In accordance with another known system, the inlet valve is gradually closed until it reaches the minimum safe level for flow; the inlet valve is then not closed any further but remains frozen at the last position. Further reductions in air flow, as detected by a decrease in compressor motor amps, will cause the compressor discharge pressure to increase. When the discharge pressure reaches a particular maximum level above the design pressure, the unload valve, which was fully closed before that point, is fully opened and the inlet valve is fully closed. Thereafter, the control system monitors the system pressure in the reservoir to see if it drops below a particular minimum level. If so, the inlet valve is totally opened and the unload valve is totally closed in order to bring the pressure in the reservoir back up to a desired minimum level. The practice of modulating the unload valve to help control surge is also recognized in the art.
However, these systems have a number of problems. In particular, they use a high rise in compressor discharge pressure to determine whether to use a control other than throttling of the inlet valve. A risk is present in such a system that the compressor will accidentally go into surge. In addition, the minimum flow rate before using the unload valve must be spaced a large distance away from the surge line at the design pressure level to insure that surge is not reached.

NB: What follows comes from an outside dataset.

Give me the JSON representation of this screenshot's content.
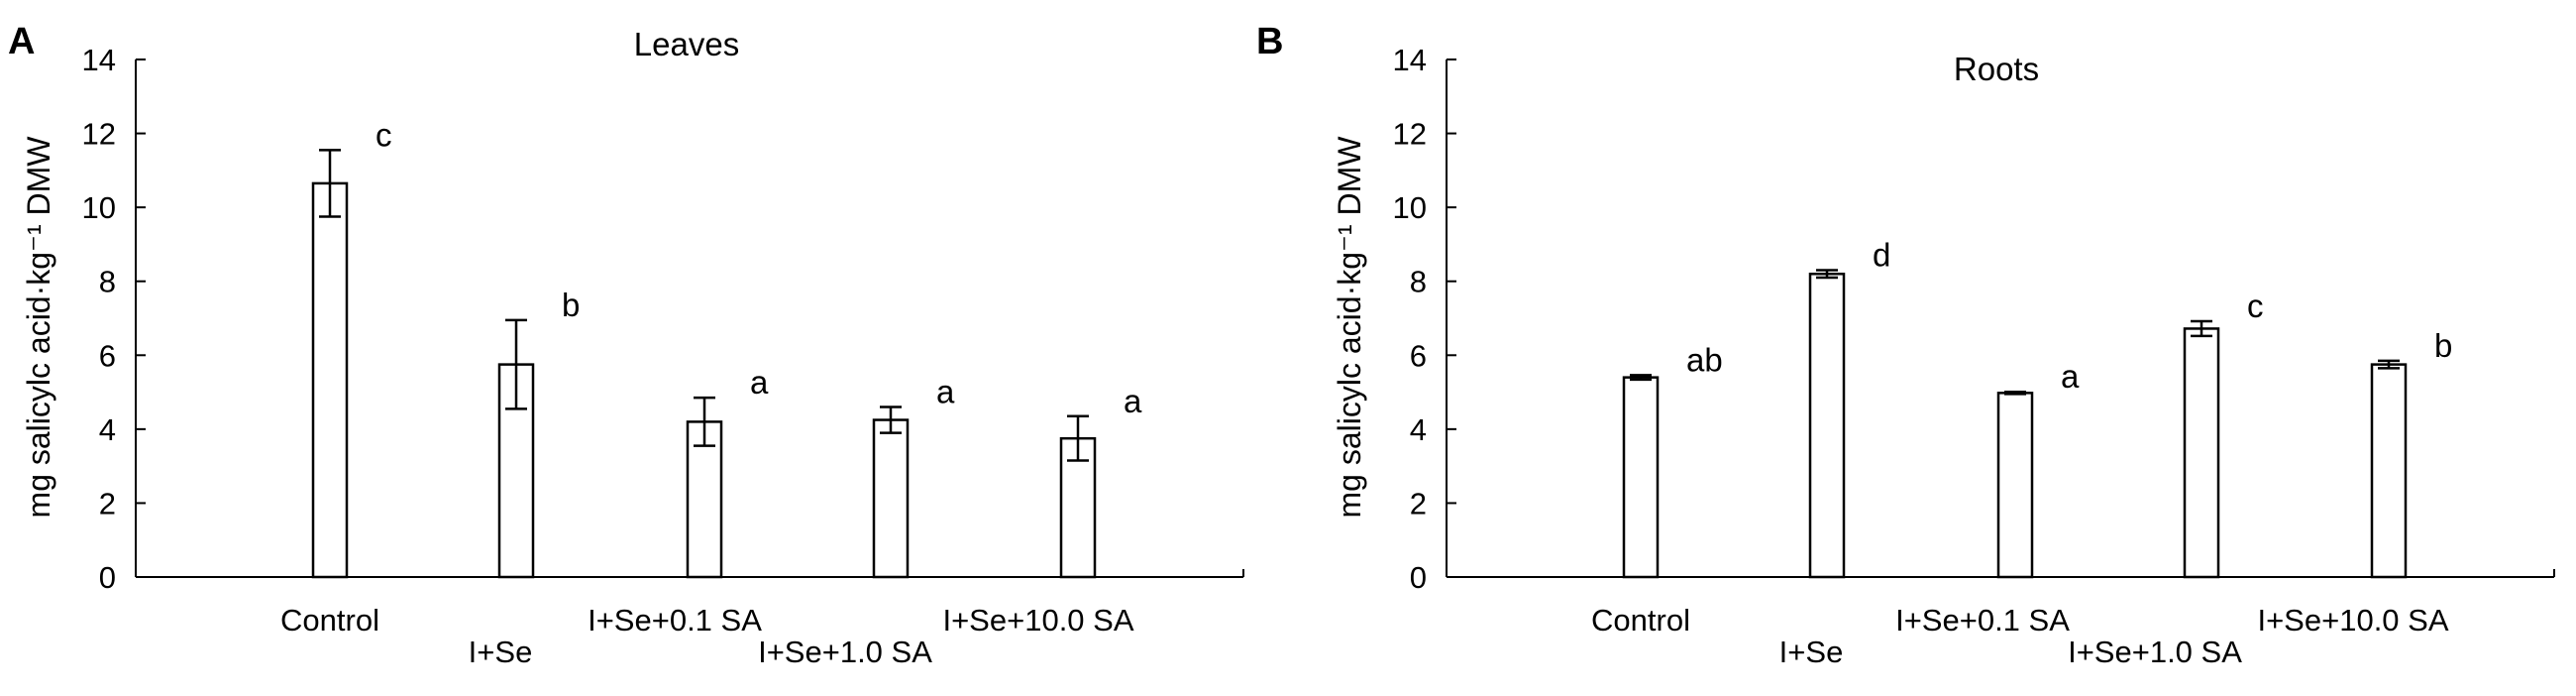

In addition, the characteristic curves for the operating system must be relatively steep in order to insure that surge is not quickly reached with a slight drop in flow rate. Thus, the design criteria for the compressor system becomes very crucial and the designer is given little design leeway. In addition, since the minimum flow rate must be a large distance from the crossing of the surge line with the design pressure line, the use of the inlet valve to control surge, which is more energy efficient than the use of the unload valve, is more restricted than is really needed.
Therefore, it is an object of the present invention to obtain a greater turndown in the control system, namely, more use of the inlet valve to control the system and prevent surge. It is also an object of the present invention to minimize the use of the unload valve for controlling the system and preventing surge. It is a further object of the present invention to control surge in the system but at the same time to reduce the inefficiencies of unloading large amounts of air from a running compressor and to recognize certain extreme fluctuations in demands on the system flow to minimize needless and energy inefficient operation of the compressor.